#2 Como lavar 119.754 BTC e falhar miseravelmente
Como um apaixonado por tecnologia e cripto-entusiasta, venho acompanhando com muita curiosidade e espanto a maior apreensão financeira da história do Departamento de Justiça dos Estados Unidos. Eu adoraria ser capaz de montar uma narrativa com uma conclusão satisfatória, mas a verdade é que esse caso traz mais perguntas que respostas.
De qualquer maneira, nessa edição da newsletter vou compilar as melhores informações que encontrei sobre o casal acusado de tentar lavar US$ 3,6 bilhões em Bitcoins roubados de uma das maiores bolsas de moeda virtual do mundo.
Em agosto de 2016, um hacker (ainda desconhecido) violou os sistemas da casa de câmbio de criptomoedas, Bitfinex, e autorizou cerca de duas mil transações não aprovadas. 119.754 $BTC foram roubados, afundando o mercado em quase 40%.
Não é possível afirmar o que aconteceu depois mas, de acordo com Jack Niewold, essas moedas muito provavelmente foram vendidas em um acordo P2P/OTC entre o hacker e um terceiro.
Nenhuma informação nova surgiu até 2020, quando a Bitfinex ofereceu US$ 400 milhões de recompensa pelo desaparecimento dos Bitcoins que, no dia do crime valiam US$ 71 milhões, mas à época já valiam US$ 1,3 bilhão.
Ao contrário das transações financeiras tradicionais, as transações de Bitcoin são publicamente visíveis – mover as moedas arriscava revelar quem estava por trás do assalto.
Em 31 de janeiro, observadores on-chain notaram uma movimentação estranha em torno das carteiras que continham os fundos do hack.
Ao longo dos últimos seis anos, o valor do Bitcoin disparou, surgiu o saque à vista online e, enquanto isso, pequenas frações da quantia roubada ocasionalmente desapareciam em uma nevasca de transações complexas. Como dito pelo New York Times, era como se o carro de fuga de um ladrão estivesse permanentemente estacionado do lado de fora do banco, bem trancado, com o dinheiro ainda dentro. Mas, esse ano, o carro acelerou.
Dia 8 de fevereiro, o Departamento de Justiça dos Estados Unidos anunciou que recuperou 94.000 dos bitcoins roubados no hack de 2016 da Bitfinex e prendeu um casal suspeito de ter lavado o dinheiro.
A apreensão de ativos, no valor de US$ 3,6 bilhões, é a maior da história do Departamento de Justiça norte-americano, mas ainda não representa a soma total dos fundos perdidos no esquema.

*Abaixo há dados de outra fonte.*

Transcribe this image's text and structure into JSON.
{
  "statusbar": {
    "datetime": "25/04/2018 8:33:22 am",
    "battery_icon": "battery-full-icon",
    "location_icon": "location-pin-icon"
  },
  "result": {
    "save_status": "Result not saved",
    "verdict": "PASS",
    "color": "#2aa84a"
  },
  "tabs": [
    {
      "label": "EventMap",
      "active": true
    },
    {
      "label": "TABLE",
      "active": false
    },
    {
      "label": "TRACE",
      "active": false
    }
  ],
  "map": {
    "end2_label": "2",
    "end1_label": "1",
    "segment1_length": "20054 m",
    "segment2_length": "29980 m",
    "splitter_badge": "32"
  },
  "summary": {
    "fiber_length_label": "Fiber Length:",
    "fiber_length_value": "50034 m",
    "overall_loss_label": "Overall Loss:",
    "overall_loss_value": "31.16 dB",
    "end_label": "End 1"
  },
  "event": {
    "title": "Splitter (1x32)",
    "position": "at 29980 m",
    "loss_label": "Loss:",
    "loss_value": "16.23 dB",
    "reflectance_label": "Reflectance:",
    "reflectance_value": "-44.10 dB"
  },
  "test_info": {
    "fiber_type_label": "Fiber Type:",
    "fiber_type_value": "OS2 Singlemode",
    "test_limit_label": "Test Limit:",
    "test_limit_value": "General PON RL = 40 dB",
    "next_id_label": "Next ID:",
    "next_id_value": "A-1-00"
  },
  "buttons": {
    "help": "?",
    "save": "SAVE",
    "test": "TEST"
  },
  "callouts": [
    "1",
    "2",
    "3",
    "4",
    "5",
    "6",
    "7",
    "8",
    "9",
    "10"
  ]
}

Os 119.754 bitcoins já valem US$ 4,5 bilhões.
Os promotores disseram que descobriram os suspeitos porque mais de 1/3 dos Bitcoins roubados foram transferidos para uma carteira digital controlada por Ilya Lichtenstein, um pouco conhecido emigrante russo e investidor em tecnologia. Ele e sua esposa, Heather Morgan, empresária americana, aspirante a influencer em redes sociais, com um alter ego de rapper satírico chamado Razzlekhan, acessaram as moedas depois que um hacker violou os sistemas da Bitfinex.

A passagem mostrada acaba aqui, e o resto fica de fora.